Nel XX secolo vietcong e mujaheddin erano eccezioni di conflitti in gran parte combattuti fra eserciti nazionali o fra guerriglie. Nel XXI, la guerra asimmetrica è una regola: eserciti nazionali contro milizie religiose, di partito o etniche. In Abkhazia l'esercito russo travolge quello georgiano e un conflitto vecchio stile finisce in tre giorni.
Nel Sud del Libano l'aviazione più tecnologica del mondo non batte una milizia islamica: bombarda e distrugge tutti i possibili obiettivi ma fino a che non arriva la fanteria gli israeliani non sloggiano il nemico da un solo villaggio.
Luttwak sostiene che i bombardamenti dell'estate 2006 sono stati un successo come deterrente: visti i danni, il capo Hezbollah Hassan Nasrallah non provocherà più Israele.
Posto che nessuno scommetterebbe la pensione sulle intenzioni di Nasrallah, quattro anni dopo la guerra Hezbollah è al governo a Beirut, controlla il Libano, è più e meglio armato di prima. Come Hamas a Gaza dopo i bombardamenti dell'anno scorso.
È banale dire che sia sempre meglio avere aerei, elicotteri e droni che esserne senza. Ed è scontato prevedere che talebani, Hamas ed Hezbollah ne riducano l'efficacia facendosi cinicamente scudo con i civili.

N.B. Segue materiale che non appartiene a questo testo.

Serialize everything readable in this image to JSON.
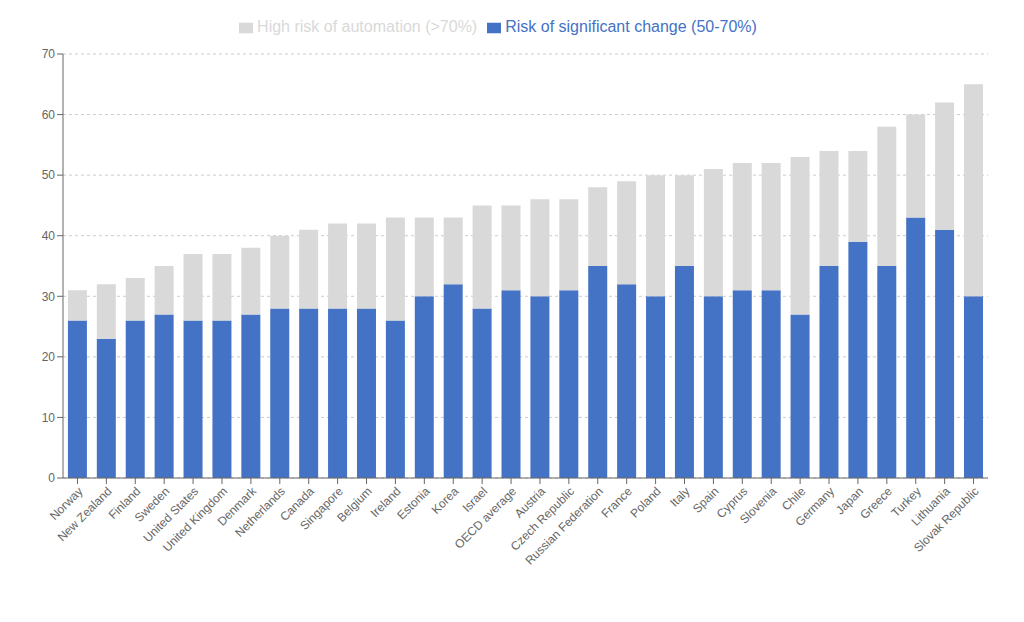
{
  "chart_data": {
    "type": "bar",
    "stacked": true,
    "grid": true,
    "legend": "top",
    "categories": [
      "Norway",
      "New Zealand",
      "Finland",
      "Sweden",
      "United States",
      "United Kingdom",
      "Denmark",
      "Netherlands",
      "Canada",
      "Singapore",
      "Belgium",
      "Ireland",
      "Estonia",
      "Korea",
      "Israel",
      "OECD average",
      "Austria",
      "Czech Republic",
      "Russian Federation",
      "France",
      "Poland",
      "Italy",
      "Spain",
      "Cyprus",
      "Slovenia",
      "Chile",
      "Germany",
      "Japan",
      "Greece",
      "Turkey",
      "Lithuania",
      "Slovak Republic"
    ],
    "series": [
      {
        "name": "Risk of significant change (50-70%)",
        "color": "#4472C4",
        "values": [
          26,
          23,
          26,
          27,
          26,
          26,
          27,
          28,
          28,
          28,
          28,
          26,
          30,
          32,
          28,
          31,
          30,
          31,
          35,
          32,
          30,
          35,
          30,
          31,
          31,
          27,
          35,
          39,
          35,
          43,
          41,
          30
        ]
      },
      {
        "name": "High risk of automation (>70%)",
        "color": "#D9D9D9",
        "values": [
          5,
          9,
          7,
          8,
          11,
          11,
          11,
          12,
          13,
          14,
          14,
          17,
          13,
          11,
          17,
          14,
          16,
          15,
          13,
          17,
          20,
          15,
          21,
          21,
          21,
          26,
          19,
          15,
          23,
          17,
          21,
          35
        ]
      }
    ],
    "ylim": [
      0,
      70
    ],
    "yticks": [
      0,
      10,
      20,
      30,
      40,
      50,
      60,
      70
    ]
  }
}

Ma queste milizie combattono in casa; spesso casa e campo di battaglia sono lo stesso luogo; totale per Hezbollah o disputabile negli altri due casi, godono di consenso popolare. La soluzione del problema è anche militare ma soprattutto politica.
Stabilita la difficoltà di un dialogo diretto con Hamas ed Hezbollah, la forza di queste milizie può essere aggirata cambiando il quadro diplomatico del Medio Oriente: per esempio, ingaggiando la Siria in una reale trattativa di pace.
Il nation building afghano non dura un secolo se non si pretende che a Kabul nasca un parlamento come i nostri, con maggioranza, opposizione, alternanza e divieto di burqa. Vincere bombardando richiede più tempo. Sempre che qualcuno non dia l'ordine negato nel 1954 a LeMay.

IL DIBATTITO
Sul Sole 24 Ore del 25 febbraio,Edward Luttwak ha affermato che, nel conflitto afghano gli Stati Uniti non stanno dando adeguato peso alla propria potenza aerea. Invece di raddoppiare le forze sul terreno, farebbero meglio «riesumare i bombardamenti strategici, armando fino ai denti i molti nemici dei talebani» e impiegando adeguati «bombardamenti aerei per attaccare i talebani ogni volta che si riuniscono in forze». Dopo averle provate tutte, conclude Luttwak, «è probabile che Obama arriverà» a questa opzione.